A small advertisement in the weekly Uniting News email late last year popped up the day after my last lecture in New Testament within the Lay Preacher’s course at Trinity College Queensland.

The ad offered free accommodation in Kalgoorlie in return for providing Sunday services. What a great opportunity to see a different part of Australia and practise what I’d been learning over the course. Among the jaw-dropping from my local congregation members, they managed to ask questions like, “Where will you stay?” and “What is the congregation like?”

To these questions and more, including those that were in my mind, I had to say, “I don’t know”. I just heard the voice of God saying, “Come and see”. 

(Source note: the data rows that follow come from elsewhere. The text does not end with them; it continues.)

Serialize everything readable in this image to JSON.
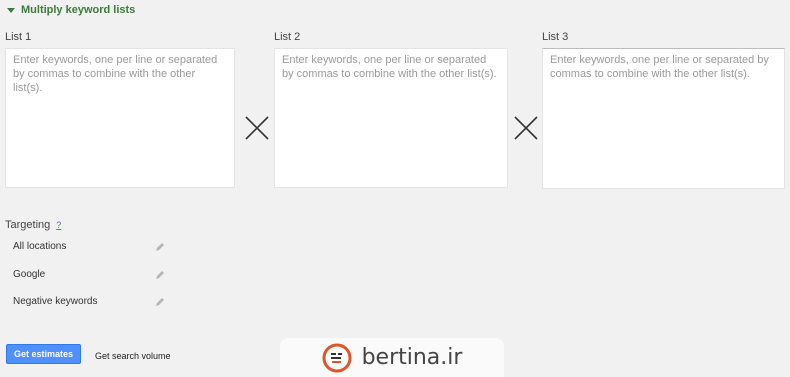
{
  "section": {
    "title": "Multiply keyword lists",
    "caret_icon": "triangle-down-icon"
  },
  "lists": [
    {
      "label": "List 1",
      "placeholder": "Enter keywords, one per line or separated by commas to combine with the other list(s)."
    },
    {
      "label": "List 2",
      "placeholder": "Enter keywords, one per line or separated by commas to combine with the other list(s)."
    },
    {
      "label": "List 3",
      "placeholder": "Enter keywords, one per line or separated by commas to combine with the other list(s)."
    }
  ],
  "operator_icon": "multiply-icon",
  "targeting": {
    "label": "Targeting",
    "help": "?",
    "items": [
      {
        "label": "All locations",
        "icon": "pencil-icon"
      },
      {
        "label": "Google",
        "icon": "pencil-icon"
      },
      {
        "label": "Negative keywords",
        "icon": "pencil-icon"
      }
    ]
  },
  "actions": {
    "primary": "Get estimates",
    "secondary": "Get search volume"
  },
  "watermark": {
    "text": "bertina.ir",
    "icon": "bertina-logo-icon"
  },
  "colors": {
    "accent_green": "#3d7a3d",
    "button_blue": "#4d90fe",
    "link_blue": "#4a73b8",
    "background": "#f1f1f1"
  }
}
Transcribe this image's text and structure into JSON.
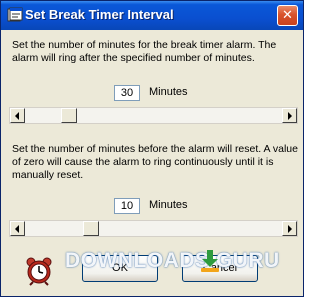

Fast forward two-and-a-half months. The warmth of the welcome at the airport, the well-appointed manse, first service, taking responsibility for liturgy, sermons: all strong memories.

The leaders have been generous in accepting my husband and me as strangers into their midst. There have been significant, appreciated responses from this congregation as well.

So where am I now? In early February, it is now one month to go until I leave this place of goldfields, the
super-pit, mining poppet heads dominating the scenery, red ground and Salmon gumtrees; legendary history. 

Kalgoorlie Boulder has its long-stay residents, but the acceptance of a transient like me into its midst is real and heart-warming. We could quite happily stay. Yes, we have a home, children and grandchildren in Queensland and, of course, a church family who are looking forward to our return. And yes, we will go back after my last service in late March. 

They say they’ll let our tyres down so we can’t leave. But Ipswich City Uniting Church says it has attached a bungy cord to the car. Soon, we will drive almost 4000 kilometres across the Nullarbor, through South Australia and New South Wales to home and life at Ipswich again. We will be changed. You can’t help it. But what an enriching experience! 

I joke about finding a big enough gold nugget to pay for the heritage-listed maintenance issues of Ipswich City Uniting Church. Well, I found gold: gold in the hearts of dedicated Christians in the Kalgoorlie Boulder Uniting Church. Gold in their friendship. Gold in their worship of our God, more precious than anything found in the ground. 

Who will come and find more gold when we leave?